He gave a speech in May of this year, titled "The Brother Countries". (You can find the speech here). In this speech he defended the importance of the traditional ties between Britain and Australia, saying that,
it's odd that ... the one cultural attachment no one can publicly acknowledge is the one that was taken for granted a generation ago. It's even more strange that the one country for which Australians are allowed no sense of affinity is the one which founded us.
Now, these sound like surprisingly conservative views for a liberal to hold. Here is Tony Abbott, an Anglo-Australian, defending a traditional "attachment" and "affinity" with Great Britain.
But this raises a question. If Tony Abbott thinks that it's worth defending the traditional affinity between Australia and Great Britain, then why is the government he belongs to, and helps to lead, pursuing such high rates of immigration?
In effect, the Liberal immigration policy is undercutting Australia's traditional Anglo identity. Why would Tony Abbott actively pursue such a course, and, at the same time, defend the attachments between Britain and Australia?
I've often thought the same thing about the founder of the Liberal Party, Sir Robert Menzies. He famously declared himself British to his bootstraps, and yet also pursued a policy of mass immigration which changed Australia from its traditionally Anglo composition.
Tony Abbott gives an interesting explanation for this apparent contradiction in his speech. What he says is that for both himself and Sir Robert Menzies being British is not what most of us think it is: belonging to a distinct ethnic group. Instead, Britishness is merely a set of values.

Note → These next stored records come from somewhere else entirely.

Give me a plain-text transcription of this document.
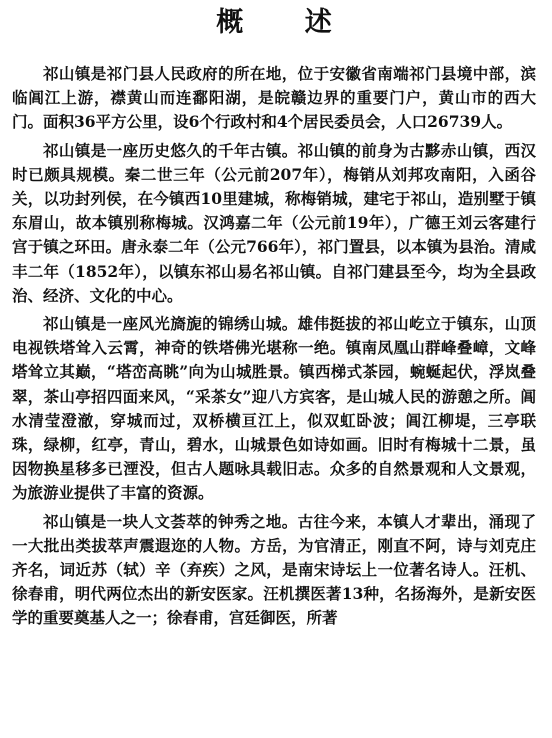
概 述

祁山镇是祁门县人民政府的所在地，位于安徽省南端祁门县境中部，滨临阊江上游，襟黄山而连鄱阳湖，是皖赣边界的重要门户，黄山市的西大门。面积36平方公里，设6个行政村和4个居民委员会，人口26739人。

祁山镇是一座历史悠久的千年古镇。祁山镇的前身为古黟赤山镇，西汉时已颇具规模。秦二世三年（公元前207年），梅销从刘邦攻南阳，入函谷关，以功封列侯，在今镇西10里建城，称梅销城，建宅于祁山，造别墅于镇东眉山，故本镇别称梅城。汉鸿嘉二年（公元前19年），广德王刘云客建行宫于镇之环田。唐永泰二年（公元766年），祁门置县，以本镇为县治。清咸丰二年（1852年），以镇东祁山易名祁山镇。自祁门建县至今，均为全县政治、经济、文化的中心。

祁山镇是一座风光旖旎的锦绣山城。雄伟挺拔的祁山屹立于镇东，山顶电视铁塔耸入云霄，神奇的铁塔佛光堪称一绝。镇南凤凰山群峰叠嶂，文峰塔耸立其巅，“塔峦高眺”向为山城胜景。镇西梯式茶园，蜿蜒起伏，浮岚叠翠，茶山亭招四面来风，“采茶女”迎八方宾客，是山城人民的游憩之所。阊水清莹澄澈，穿城而过，双桥横亘江上，似双虹卧波；阊江柳堤，三亭联珠，绿柳，红亭，青山，碧水，山城景色如诗如画。旧时有梅城十二景，虽因物换星移多已湮没，但古人题咏具载旧志。众多的自然景观和人文景观，为旅游业提供了丰富的资源。

祁山镇是一块人文荟萃的钟秀之地。古往今来，本镇人才辈出，涌现了一大批出类拔萃声震遐迩的人物。方岳，为官清正，刚直不阿，诗与刘克庄齐名，词近苏（轼）辛（弃疾）之风，是南宋诗坛上一位著名诗人。汪机、徐春甫，明代两位杰出的新安医家。汪机撰医著13种，名扬海外，是新安医学的重要奠基人之一；徐春甫，宫廷御医，所著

Now this makes sense. If Menzies and Abbott really believe this, then it explains why they think mass immigration is compatible with their Anglo identity. After all, anyone can adopt a particular set of values, and therefore, someone from any country on earth can potentially be "Anglo" if they are willing to support a particular set of political values stemming from Britain.
Abbott does provide some evidence that Menzies saw things in this way. He quotes a 1950 lecture in which Menzies grouped America with the other English speaking nations on the basis that they were people "with the same ideas, with the same ideals, with the same high faith", rather than that they shared a common ethnicity.
Similarly, Abbott tells us later that,
For Menzies, the English-speaking solidarity was based on values not race. He told a 1941 gathering of Americans in London that he had "never had very much patience with people who wanted us to talk and think about Americans ... as if they were all of the Anglo-Saxon stock. We know that they are not ... What we should perceive is that there are much greater things that we have in common: a system of government, a way of life, and a scheme of spiritual values."
So both Abbott and Menzies are squarely in the liberal camp. Like most liberals, they have rejected the idea that national identities can be legitimately built on a common ethnicity. Instead, they believe that the Anglo tradition is merely one of a progress of certain political and cultural ideas and values (especially liberal political values) , so that the tradition itself does not even begin with the real, historical Anglo-Saxon people, but with other people in other places who first established these values.
Once again, all I can say is that conservatives need to be very clear on how different our thinking is to that of right liberals.